Cember.net: Zamanında LinkedIn’le yarışan (öne bile geçmiş olabilir), üye tanışma toplantılarıyla çok ilginç bir açıdan büyüyen, sonra LinkedIn’in rakibi Xing’e satılan kaliteli bir girişim.
Grou.ps: Eposta grupları revaçtayken kurulan, Facebook grupları revaçtayken büyüyen, maalesef devasa rakiplere karşı tutunamayan bir güzel site. (Şimdi baktım, Twitter’ın açık kaynaklı alternatifi Mastodon’un bir sunucusu olarak faaliyet gösteriyor.)
Webrazzi: Türkiye’nin bilişim şirketlerini bize tanıtan, onların güncellemelerini bize aktaran, daha sonra kendi konferans ve “summit”leriyle iyice büyüyen, Türkiye’nin Techcrunch’ı.
Notlarım
— Üzücü olan, anlatılan bu girişimlerin bir-iki tanesi hayatlarına başarıyla devam ederken, geri kalanı ya bozuyor, ya da kapanıyor. (Başarıdan kastım para değil bu arada.) “Pivot ederek” kuruluşundan farklı bir konseptle hayatına devam eden Mynet ve Nokta Medya’yı da bunlara dâhil ediyorum.
— Örneğin Ekşi Sözlük hâlâ çok para kazanıyor ama “kutsal bilgi kaynağı” misyonundan “kutsal troll yuvası” formatına döndü; başarıyla yönetilseydi Türkiye’de Twitter’a ve/veya Reddit’e gerek kalmazdı. Sadece Türkiye’nin değil, dünyanın ilk sosyal ağlarından biri olma fırsatını tepti Ekşi Sözlük.
— Veya Pilli Network yatırım almayı başarıp hayatta kalsaydı Türkiye’nin en faydalı içerik ağı olurdu; Twitter’ın kurucularından Evan Williams’ın hayata geçirdiği Medium, ilk açıldığında neredeyse bire bir Pilli’nin gelir paylaşım modelini kullandı. Eski bir Hafif.org okuru ve Bildirgec.org yazarı olarak Pilli’nin tutmaması, bu girişimler arasında şahsen üzen tek hikâye.
— Mynet yapı itibarıyla Yahoo!’nun bir nevi klonuydu, başarılı bir internet portalıydı. Yahoo! gibi Mynet de portal konseptinden çok uzaklaştı ama bu biraz da internetin gelişimiyle mecbur kaldıkları bir yol oldu. İçerik üretimi potansiyeliyle Türkiye’nin en faydalı içeriklerini üretebilirlerdi, onun yerine herhangi bir haber sitesi olmayı tercih ettiler. Eposta hizmetlerini geliştirmiş olsalardı bugün Google’ın sunduğu hizmetleri (eposta, bulut depolama, harita vb.) sunabilirlerdi, yapmadılar. En başarılı işleri, Java applet’larıyla sağladıkları oyun platformunu mobil oyunlara çevirmeleri oldu; bildiğim kadarıyla çok çok iyi para kazanıyorlar ama yine Ekşi Sözlük gibi Mynet de yüksek potansiyel tavanına ulaşmayı reddetti.

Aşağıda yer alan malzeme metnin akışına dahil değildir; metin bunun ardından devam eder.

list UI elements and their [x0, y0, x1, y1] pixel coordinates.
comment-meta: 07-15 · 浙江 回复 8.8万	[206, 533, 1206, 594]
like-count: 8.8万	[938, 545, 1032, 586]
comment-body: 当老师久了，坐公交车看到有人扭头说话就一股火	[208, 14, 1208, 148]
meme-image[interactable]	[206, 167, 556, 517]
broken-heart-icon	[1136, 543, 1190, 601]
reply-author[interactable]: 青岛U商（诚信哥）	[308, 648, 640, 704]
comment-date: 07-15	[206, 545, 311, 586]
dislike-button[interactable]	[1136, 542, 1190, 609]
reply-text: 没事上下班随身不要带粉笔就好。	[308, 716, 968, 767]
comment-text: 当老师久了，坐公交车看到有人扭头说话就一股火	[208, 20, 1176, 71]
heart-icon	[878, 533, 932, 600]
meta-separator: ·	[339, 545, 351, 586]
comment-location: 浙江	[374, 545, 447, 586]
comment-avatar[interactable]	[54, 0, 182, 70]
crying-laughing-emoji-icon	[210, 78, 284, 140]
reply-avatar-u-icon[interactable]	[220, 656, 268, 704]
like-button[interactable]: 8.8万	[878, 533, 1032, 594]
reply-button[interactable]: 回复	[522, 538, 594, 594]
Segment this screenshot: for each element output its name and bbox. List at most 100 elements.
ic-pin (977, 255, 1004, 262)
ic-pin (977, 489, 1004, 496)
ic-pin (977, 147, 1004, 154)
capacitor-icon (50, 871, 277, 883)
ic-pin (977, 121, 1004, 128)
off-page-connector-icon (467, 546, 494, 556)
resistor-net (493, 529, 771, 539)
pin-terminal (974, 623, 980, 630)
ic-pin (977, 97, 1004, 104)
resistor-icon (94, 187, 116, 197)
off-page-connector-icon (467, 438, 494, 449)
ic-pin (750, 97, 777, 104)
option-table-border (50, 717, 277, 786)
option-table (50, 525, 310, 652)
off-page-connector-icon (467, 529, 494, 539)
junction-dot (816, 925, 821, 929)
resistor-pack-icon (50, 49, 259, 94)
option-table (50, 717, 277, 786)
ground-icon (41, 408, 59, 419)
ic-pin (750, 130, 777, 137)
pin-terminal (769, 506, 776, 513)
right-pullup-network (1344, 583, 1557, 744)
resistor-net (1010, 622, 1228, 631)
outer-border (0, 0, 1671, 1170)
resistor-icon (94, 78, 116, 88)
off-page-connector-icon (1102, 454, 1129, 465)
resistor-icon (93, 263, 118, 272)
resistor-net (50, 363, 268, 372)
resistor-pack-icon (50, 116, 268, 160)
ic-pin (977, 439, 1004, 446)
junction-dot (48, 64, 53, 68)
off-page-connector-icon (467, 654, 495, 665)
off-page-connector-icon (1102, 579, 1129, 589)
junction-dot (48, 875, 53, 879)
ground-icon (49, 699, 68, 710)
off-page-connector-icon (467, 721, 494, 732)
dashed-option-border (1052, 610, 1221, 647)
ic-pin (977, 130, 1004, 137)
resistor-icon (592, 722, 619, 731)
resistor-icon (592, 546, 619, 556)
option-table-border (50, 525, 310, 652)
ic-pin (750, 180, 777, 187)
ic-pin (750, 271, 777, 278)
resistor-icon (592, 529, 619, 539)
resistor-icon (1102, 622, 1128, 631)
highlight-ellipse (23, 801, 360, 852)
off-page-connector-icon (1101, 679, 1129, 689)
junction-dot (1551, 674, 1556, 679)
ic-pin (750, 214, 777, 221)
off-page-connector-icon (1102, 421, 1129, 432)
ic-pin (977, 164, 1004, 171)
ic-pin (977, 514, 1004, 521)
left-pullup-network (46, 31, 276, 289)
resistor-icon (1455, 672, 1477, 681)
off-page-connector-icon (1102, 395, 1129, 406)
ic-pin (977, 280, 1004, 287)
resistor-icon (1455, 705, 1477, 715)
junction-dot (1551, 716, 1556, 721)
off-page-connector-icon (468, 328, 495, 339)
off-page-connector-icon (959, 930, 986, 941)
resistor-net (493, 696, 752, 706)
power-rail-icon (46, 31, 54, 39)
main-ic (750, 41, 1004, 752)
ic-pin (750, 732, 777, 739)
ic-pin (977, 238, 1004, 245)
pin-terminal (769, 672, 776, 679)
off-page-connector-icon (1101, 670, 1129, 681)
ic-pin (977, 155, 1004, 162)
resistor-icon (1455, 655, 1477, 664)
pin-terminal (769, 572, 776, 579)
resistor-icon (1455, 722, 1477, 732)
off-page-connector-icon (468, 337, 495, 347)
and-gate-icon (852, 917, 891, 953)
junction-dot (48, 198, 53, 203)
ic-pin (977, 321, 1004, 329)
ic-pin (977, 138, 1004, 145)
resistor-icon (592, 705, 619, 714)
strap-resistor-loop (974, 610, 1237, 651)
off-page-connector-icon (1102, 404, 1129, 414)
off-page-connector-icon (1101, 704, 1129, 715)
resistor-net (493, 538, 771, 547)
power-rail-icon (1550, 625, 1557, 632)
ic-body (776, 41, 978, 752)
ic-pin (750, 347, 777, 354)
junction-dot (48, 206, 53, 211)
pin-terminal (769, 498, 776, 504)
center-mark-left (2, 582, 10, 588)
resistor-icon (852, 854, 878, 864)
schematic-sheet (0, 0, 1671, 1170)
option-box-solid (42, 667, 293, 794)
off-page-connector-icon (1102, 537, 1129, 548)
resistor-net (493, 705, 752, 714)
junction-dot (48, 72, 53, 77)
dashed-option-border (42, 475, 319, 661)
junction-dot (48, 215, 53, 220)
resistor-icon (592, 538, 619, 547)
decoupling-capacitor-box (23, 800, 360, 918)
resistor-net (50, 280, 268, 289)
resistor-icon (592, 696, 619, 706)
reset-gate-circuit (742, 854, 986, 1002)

— Listede direkt temasımın olmadığı tek girişim Webrazzi; onlarla da aslında 2011 yılında bir röportaj yapacaktık ama bir günde röportajdan caydılar. Konu Tayyip Erdoğan’ın bana açtırdığı, hapis istemiyle yargılandığım, sonrasında beraat ettiğim davaydı. Webrazzi bu konuda… sorumluluk almak istemedi diyeyim, ötesi bana kalsın. Kurulan korku imparatorluğunda bana destek vermeye korkan kimseye öfke duymam, en fazla hayal kırıklığıyla “sağlık olsun” derim.
— Girişimlerden biraz sitemle bahsediyorum ama kitabı okurken çok güzel nostalji yaptım. Kitabın ele aldığı 1996-2006 yılları arası, benim de çocukluğum ve ergenliğimin zamanları. (İlk bilgisayarım 1997 yılında alınmıştı ve 2006 yılında 18 yaşımı doldurdum.) Mynet’te site yapıp oyun oynamışlığım da var, itiraf.com’u hatmetmişliğim de var, Ekşi’de yazmışlığım da var, Pilli’nin bloglarında paylaştığım içeriklerden para kazanmışlığım da var… Güzel zamanlardı ❤️.
Sonuç
Kitabın her tarafı güzel ama girişim sahiplerinin girişimcilere verdikleri tavsiyeler ayrı güzel. Altını çizdiğim, altını çizmekle kalmayıp telefonumdaki notlarıma da aldığım çok güzel cümleler var.
Kitabın yazarı Fırat’a da ayrıca teşekkür etmek istiyorum. Zaman kapsülü gibi kitap yazmış adam! Nostalji yaptırdığı için kitabın bende ayrı bir değeri var ama nostalji yapamayanların bile faydalanacağı çok yararlı bir içeriği var kitabın. Ellerine sağlık Fırat!